Indeed, it was the realisation that the Greens now hold the whip-handle on this matter that moved Gillard to declare her intention to expedite a carbon tax even though she had made a promise to the contrary in the 2010 election campaign. Ms Gillard’s error here was that she was simultaneously frank with the electorate but naive in thinking that the voters would be willing to forgive her for appearing to have misled them during the campaign. Since the election, Labor’s support in the opinion polls has hit historic lows.

The government is hoping that this scheme, complete with its promise of tax cuts and welfare payments, will be the game changer in the national debate. The strategic thinking must be that some of the community will be pleased to see the government finally doing something about climate change, while others might think more benignly about Gillard and her colleagues once some of the cash diverted from energy producers by the carbon tax flows into their bank accounts.

This is a high risk strategy, however. Few politicians have succeeded in winning popularity contests on the back of introducing new taxes, and this includes John Howard who had to rely on dredging up a scare campaign over asylum seekers to win the 2001 election that was held after the introduction of his Goods and Services Tax. Mr Howard was helped here by events in the international arena, and he also had a lower house majority to help buffer him against any challenge coming from Labor. Ms Gillard has no such advantage at this time.

Indeed, she still has the little matter of dealing with independent MP Andrew Wilke’s plan to legislate for mandatory credit-limits for gamblers – a policy that will probably anger Labor’s traditional support base in outer suburban Sydney much more than the carbon tax.

With Gillard seemingly committed to accept Mr Wilke’s offer to assist her in committing political suicide, the Prime Minister’s need for the carbon tax program to act as a game-changer is all the more urgent.
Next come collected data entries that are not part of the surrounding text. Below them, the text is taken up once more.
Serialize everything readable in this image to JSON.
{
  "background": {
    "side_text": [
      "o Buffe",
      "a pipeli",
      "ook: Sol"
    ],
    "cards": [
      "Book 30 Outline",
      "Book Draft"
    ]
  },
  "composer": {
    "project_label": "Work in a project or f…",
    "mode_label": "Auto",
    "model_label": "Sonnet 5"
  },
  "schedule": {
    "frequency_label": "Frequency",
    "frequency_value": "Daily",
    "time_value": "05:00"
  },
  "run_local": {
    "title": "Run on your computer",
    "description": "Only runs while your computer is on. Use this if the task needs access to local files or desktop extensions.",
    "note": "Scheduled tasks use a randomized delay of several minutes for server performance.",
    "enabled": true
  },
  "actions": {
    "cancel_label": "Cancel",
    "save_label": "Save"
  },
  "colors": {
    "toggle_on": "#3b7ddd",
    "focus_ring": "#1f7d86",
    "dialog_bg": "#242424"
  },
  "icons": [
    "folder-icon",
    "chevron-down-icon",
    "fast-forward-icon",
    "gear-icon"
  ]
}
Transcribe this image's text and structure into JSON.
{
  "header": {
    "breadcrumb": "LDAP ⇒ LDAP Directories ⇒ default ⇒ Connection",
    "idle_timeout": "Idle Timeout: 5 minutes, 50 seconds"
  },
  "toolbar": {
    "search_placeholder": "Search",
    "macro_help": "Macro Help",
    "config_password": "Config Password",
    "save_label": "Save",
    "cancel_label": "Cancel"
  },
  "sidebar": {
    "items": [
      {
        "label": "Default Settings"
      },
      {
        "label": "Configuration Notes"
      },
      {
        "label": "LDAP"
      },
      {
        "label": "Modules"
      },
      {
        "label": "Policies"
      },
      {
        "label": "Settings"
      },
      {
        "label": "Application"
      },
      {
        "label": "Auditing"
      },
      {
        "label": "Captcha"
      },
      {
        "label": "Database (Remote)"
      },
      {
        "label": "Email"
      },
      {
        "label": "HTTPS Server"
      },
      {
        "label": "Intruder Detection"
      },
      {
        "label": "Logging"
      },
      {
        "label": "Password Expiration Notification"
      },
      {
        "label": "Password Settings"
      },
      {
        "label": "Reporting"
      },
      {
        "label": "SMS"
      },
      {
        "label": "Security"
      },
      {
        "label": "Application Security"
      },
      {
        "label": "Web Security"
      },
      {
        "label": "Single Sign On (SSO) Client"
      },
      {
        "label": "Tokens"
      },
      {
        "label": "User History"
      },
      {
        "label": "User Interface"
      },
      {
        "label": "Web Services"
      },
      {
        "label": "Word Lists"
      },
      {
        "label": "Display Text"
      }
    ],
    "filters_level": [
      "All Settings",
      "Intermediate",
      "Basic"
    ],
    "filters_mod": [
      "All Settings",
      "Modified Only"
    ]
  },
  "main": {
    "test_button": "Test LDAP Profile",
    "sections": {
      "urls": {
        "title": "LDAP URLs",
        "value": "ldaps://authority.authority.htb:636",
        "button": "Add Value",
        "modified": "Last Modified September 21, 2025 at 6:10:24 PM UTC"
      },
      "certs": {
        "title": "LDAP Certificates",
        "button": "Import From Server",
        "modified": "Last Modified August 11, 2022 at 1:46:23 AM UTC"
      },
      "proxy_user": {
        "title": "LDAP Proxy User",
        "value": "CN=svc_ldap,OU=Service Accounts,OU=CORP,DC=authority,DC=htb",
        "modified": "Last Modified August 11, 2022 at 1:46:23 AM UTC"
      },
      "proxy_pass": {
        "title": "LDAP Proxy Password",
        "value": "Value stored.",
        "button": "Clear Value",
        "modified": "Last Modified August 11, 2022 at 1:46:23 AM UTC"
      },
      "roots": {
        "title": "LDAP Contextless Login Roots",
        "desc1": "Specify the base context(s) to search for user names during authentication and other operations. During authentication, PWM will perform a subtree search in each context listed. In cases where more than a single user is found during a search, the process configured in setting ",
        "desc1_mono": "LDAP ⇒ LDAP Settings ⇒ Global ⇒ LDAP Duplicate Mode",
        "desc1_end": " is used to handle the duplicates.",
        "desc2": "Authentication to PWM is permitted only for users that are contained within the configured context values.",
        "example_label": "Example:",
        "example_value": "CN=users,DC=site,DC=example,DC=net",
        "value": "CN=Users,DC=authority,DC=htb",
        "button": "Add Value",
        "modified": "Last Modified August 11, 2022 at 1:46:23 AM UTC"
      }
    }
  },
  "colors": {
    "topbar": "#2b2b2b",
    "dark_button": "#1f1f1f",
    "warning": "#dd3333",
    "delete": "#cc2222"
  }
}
It’s a very risky strategy, and it could easily back-fire if the Liberal opposition’s campaign of pillorying Gillard and her tax continues to be as successful as it has been thus far.

If the voters continue to be resentful towards Gillard, then the carbon tax bills won’t change the game but will instead ensure that the next two years will be the last of this round of Labor governance. Thus the tax could well be an end-game rather than the game changer that Gillard is desperately hoping for.

* Dr Nick Economou is a senior lecturer in the School of Political and Social Inquiry at Monash University.